See also: [`Counts`](@ref), [`Probabilities`](@ref), [`ProbabilitiesEstimator`](@ref),
[`OutcomeSpace`](@ref), [`DiscreteInfoEstimator`](@ref).
"""
struct JointProbabilities{M <: MultivariateInformationMeasure, O, P} <: InformationMeasureEstimator{M}
    definition::M # API from complexity measures: definition must be the first field of the infoestimator.
    discretization::O
    pest::P # Not exposed for user for now.

    function JointProbabilities(def::M, disc::D, pest = RelativeAmount()) where {M, D}
        new{M, D, typeof(pest)}(def, disc, pest)
    end
end

Yay/nay/comments?

kahaaga commented 11 months ago

If relevant in the future, and other decomposition-based estimation approach gets its own estimator. It is, for example, possible to use KL-divergence-based estimators for MI. Then, that would become the KLDivergenceDecomposition estimator.

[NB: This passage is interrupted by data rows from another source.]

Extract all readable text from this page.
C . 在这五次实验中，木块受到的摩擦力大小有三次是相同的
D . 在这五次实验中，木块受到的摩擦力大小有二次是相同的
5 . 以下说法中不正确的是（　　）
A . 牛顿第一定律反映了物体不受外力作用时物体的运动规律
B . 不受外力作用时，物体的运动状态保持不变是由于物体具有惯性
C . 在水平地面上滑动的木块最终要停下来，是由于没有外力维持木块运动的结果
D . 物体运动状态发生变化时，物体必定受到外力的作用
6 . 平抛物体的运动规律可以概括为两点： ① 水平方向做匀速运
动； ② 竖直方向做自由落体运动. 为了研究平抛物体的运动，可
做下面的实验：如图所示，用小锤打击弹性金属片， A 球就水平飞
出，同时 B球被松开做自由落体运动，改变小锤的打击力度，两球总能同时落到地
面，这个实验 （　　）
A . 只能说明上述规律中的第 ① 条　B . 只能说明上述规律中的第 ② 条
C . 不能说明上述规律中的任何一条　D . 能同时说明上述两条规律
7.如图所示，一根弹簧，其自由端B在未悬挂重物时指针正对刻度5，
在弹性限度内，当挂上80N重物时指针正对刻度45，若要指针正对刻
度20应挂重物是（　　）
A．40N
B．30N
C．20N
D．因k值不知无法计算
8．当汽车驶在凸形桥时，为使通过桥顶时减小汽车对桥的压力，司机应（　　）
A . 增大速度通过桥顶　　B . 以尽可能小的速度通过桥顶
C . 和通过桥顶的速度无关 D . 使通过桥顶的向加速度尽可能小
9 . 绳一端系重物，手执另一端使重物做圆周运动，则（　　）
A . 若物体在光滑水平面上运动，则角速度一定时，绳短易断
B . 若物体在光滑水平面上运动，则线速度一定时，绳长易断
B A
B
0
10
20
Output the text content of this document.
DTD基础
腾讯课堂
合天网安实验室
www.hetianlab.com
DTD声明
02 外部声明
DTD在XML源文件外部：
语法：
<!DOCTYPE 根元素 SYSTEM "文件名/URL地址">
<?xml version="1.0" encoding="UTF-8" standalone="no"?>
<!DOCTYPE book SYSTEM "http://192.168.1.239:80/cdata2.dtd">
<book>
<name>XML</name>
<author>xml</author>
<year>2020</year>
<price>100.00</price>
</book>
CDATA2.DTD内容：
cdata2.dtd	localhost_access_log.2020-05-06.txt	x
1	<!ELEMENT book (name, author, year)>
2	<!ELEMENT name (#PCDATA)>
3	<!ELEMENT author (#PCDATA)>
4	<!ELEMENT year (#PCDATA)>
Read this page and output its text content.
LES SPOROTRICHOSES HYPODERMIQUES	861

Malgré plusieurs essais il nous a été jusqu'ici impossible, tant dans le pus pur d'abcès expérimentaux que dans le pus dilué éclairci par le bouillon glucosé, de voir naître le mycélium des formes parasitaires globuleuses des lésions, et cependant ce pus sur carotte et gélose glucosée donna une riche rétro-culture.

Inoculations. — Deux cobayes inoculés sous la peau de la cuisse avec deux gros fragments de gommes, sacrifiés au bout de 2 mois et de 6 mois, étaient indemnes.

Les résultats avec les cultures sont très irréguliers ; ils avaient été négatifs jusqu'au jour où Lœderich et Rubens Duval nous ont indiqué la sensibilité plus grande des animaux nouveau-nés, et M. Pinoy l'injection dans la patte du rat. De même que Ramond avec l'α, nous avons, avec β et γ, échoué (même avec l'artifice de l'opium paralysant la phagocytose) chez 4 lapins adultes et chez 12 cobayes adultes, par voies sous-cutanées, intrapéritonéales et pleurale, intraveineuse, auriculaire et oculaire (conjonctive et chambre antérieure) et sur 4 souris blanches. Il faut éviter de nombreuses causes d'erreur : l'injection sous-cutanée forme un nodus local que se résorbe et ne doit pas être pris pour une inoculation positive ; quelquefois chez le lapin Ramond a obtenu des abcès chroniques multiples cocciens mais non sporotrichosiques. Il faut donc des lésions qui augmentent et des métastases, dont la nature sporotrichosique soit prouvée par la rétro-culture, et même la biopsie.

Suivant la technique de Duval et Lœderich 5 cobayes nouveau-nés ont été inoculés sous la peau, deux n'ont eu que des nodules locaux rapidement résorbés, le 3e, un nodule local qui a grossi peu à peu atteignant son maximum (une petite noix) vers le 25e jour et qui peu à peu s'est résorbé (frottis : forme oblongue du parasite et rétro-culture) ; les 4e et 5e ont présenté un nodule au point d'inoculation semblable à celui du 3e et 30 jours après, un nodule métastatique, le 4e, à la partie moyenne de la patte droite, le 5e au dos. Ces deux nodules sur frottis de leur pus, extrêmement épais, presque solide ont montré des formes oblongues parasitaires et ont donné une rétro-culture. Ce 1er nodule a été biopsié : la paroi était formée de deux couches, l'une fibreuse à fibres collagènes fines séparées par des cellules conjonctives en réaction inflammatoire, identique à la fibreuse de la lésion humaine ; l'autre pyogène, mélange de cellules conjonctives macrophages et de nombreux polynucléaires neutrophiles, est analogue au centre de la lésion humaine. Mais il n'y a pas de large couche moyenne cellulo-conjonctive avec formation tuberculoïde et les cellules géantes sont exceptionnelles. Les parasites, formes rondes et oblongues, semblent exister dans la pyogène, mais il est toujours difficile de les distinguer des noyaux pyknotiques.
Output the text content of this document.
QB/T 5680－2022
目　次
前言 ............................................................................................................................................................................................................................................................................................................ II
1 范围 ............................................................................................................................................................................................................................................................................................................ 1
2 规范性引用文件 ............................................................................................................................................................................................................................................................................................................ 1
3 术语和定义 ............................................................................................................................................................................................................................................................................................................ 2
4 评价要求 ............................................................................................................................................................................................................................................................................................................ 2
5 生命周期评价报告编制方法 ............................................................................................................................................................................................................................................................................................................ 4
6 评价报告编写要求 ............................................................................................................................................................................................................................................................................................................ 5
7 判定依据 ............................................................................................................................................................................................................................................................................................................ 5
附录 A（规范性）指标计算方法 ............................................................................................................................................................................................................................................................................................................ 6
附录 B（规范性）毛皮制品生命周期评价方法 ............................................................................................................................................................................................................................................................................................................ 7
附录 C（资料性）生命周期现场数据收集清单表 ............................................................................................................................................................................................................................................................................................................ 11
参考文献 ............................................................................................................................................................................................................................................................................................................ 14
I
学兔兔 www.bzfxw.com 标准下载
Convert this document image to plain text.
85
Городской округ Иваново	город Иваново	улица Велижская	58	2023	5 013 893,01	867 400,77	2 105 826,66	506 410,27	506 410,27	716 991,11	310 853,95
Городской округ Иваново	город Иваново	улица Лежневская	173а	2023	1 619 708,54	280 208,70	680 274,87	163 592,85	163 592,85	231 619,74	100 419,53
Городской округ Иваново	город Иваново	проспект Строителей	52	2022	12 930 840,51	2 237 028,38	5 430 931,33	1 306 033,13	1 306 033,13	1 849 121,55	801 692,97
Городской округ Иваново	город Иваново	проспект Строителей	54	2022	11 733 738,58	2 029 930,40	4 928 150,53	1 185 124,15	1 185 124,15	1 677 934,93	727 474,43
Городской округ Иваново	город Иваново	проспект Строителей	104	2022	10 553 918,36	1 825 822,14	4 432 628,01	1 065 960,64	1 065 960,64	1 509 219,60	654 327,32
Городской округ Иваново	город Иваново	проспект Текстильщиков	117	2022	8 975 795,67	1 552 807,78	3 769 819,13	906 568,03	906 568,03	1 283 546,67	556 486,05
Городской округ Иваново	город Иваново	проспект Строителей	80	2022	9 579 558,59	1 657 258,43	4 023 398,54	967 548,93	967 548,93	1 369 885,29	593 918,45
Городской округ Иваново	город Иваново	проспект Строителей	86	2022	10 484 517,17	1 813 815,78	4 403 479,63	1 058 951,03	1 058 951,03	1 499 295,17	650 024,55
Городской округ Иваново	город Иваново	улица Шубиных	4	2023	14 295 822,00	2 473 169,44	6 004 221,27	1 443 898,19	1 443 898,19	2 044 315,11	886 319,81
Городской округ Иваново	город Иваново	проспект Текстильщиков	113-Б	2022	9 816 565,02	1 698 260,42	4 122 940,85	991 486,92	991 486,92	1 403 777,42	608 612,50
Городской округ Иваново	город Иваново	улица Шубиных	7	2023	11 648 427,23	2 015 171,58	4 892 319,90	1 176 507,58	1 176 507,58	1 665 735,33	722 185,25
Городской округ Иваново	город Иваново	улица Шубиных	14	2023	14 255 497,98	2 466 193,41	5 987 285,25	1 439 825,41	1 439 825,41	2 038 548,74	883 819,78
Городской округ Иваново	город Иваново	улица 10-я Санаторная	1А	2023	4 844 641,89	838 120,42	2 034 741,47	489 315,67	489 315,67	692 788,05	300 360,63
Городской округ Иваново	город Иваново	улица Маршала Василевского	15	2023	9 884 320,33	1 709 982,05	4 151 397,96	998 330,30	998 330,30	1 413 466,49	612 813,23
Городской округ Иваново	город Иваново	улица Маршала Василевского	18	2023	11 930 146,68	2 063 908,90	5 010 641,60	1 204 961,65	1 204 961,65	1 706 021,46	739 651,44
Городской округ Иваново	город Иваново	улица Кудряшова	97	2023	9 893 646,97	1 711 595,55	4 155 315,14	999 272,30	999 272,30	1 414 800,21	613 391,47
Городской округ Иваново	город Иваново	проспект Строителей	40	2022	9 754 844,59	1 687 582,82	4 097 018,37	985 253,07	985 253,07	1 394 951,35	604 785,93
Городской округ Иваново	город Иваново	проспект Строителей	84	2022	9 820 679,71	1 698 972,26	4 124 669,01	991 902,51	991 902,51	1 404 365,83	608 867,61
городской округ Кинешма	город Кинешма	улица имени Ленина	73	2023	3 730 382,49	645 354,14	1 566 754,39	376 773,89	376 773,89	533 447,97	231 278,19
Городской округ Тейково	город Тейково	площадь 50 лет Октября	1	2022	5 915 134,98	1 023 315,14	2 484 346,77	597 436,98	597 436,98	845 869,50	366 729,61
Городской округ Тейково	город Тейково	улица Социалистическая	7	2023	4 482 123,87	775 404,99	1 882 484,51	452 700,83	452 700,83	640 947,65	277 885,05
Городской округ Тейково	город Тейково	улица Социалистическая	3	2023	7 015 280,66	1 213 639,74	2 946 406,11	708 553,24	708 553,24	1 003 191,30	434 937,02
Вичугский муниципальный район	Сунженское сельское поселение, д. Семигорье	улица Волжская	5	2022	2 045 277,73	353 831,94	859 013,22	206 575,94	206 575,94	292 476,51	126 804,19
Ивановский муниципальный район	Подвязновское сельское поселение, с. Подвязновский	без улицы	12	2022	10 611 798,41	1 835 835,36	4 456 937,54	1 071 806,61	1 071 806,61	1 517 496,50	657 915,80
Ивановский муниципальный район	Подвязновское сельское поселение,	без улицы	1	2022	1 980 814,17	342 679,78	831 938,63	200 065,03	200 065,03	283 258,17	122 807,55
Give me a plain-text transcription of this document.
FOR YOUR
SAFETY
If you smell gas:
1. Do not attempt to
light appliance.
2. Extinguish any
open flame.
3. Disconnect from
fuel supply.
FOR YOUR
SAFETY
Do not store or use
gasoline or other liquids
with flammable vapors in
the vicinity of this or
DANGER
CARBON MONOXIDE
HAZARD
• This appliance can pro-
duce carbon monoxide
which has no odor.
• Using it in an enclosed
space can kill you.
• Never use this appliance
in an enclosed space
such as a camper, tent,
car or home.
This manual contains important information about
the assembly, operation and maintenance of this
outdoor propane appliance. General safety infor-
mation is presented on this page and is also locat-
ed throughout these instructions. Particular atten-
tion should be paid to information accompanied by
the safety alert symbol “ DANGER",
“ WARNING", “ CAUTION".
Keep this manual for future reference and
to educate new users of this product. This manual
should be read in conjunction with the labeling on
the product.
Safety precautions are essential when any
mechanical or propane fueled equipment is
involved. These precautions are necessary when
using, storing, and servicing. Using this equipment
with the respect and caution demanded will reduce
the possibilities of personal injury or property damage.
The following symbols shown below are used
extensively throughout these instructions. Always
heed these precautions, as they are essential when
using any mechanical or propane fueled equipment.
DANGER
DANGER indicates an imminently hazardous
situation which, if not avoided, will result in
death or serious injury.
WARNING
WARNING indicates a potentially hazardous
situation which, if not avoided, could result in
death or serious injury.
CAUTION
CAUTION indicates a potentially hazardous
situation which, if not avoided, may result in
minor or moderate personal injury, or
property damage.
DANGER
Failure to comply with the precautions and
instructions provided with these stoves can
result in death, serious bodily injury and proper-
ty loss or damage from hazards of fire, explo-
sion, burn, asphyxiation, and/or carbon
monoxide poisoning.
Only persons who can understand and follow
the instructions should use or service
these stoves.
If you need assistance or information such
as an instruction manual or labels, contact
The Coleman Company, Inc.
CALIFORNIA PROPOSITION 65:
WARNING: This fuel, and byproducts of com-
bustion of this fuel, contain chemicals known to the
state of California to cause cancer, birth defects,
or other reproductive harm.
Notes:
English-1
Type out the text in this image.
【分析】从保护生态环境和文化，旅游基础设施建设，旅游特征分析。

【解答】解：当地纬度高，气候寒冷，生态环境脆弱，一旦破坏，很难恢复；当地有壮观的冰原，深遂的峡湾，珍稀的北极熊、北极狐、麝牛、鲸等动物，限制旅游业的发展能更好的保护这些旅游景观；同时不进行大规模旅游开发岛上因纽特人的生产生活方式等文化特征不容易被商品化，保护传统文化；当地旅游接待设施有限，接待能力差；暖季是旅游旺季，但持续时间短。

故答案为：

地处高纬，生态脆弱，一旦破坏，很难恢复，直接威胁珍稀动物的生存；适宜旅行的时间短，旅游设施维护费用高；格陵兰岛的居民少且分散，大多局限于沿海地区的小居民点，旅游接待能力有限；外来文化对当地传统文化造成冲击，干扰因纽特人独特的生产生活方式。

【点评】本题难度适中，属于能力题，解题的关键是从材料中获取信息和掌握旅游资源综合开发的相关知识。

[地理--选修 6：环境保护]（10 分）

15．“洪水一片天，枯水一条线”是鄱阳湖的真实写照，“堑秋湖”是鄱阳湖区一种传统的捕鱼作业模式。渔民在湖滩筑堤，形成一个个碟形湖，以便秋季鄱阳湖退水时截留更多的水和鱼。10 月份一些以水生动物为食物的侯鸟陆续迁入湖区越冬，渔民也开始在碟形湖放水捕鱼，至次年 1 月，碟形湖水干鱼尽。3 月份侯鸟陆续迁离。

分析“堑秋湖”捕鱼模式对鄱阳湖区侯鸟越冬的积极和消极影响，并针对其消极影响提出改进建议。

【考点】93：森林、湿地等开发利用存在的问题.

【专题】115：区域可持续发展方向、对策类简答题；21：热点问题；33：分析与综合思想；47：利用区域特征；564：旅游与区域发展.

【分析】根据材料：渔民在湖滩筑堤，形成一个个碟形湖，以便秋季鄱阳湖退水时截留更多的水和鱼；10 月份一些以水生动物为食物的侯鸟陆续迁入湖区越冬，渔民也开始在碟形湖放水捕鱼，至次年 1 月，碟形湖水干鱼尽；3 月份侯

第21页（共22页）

Datseris commented 11 months ago
  • information::est::JointProbabilities{<:MultivariateInformationMeasure}, x...)

Is this a typo? Should it be information(est::...)?

kahaaga commented 11 months ago
  • information::est::JointProbabilities{<:MultivariateInformationMeasure}, x...)

Is this a typo? Should it be information(est::...)?

Yes.

Datseris commented 11 months ago

Yes, I agree with the proposed API. I believe some convenience functions need to be put in place however for common usage like we do in ComplexityMeasures.jl.

CausalityTools.jl will surely need a Tutorial page due to the amount of content included.

kahaaga commented 11 months ago

Yes, I agree with the proposed API. I believe some convenience functions need to be put in place however for common usage like we do in ComplexityMeasures.jl.

Yes, some commonly used names should have convenience functions.

CausalityTools.jl will surely need a Tutorial page due to the amount of content included.

Yep. It feels a bit like the package should have been split up into multiple smaller packages at the moment, but that's for future consideration. A tutorial will be nice to have!

Datseris commented 11 months ago

It feels a bit like the package should have been split up into multiple smaller packages at the moment, but that's for future consideration.

I am not sure. I think this is great the way it is, and easier to contribute to for the community. The package has a very specific scope, it isn't doing too many things at once. It offers several different ways to do a main thing.

Besides, I think splitting wouldn't really help users in any way. They anyways would have to learn the same workflow and hence "learn" multiple packages. The tutorial is about learning the workflow, not learning the total amount of content.

kahaaga commented 11 months ago

I am not sure. I think this is great the way it is, and easier to contribute to for the community. The package has a very specific scope, it isn't doing too many things at once. It offers several different ways to do a main thing. Besides, I think splitting wouldn't really help users in any way. They anyways would have to learn the same workflow and hence "learn" multiple packages. The tutorial is about learning the workflow, not learning the total amount of content.

Yep, that's a good point. We'll just have to ensure the tutorial is good enough for a user to understand this workflow, because can be many conceptually distinct and quite complicated steps involved at the different stages of association inference.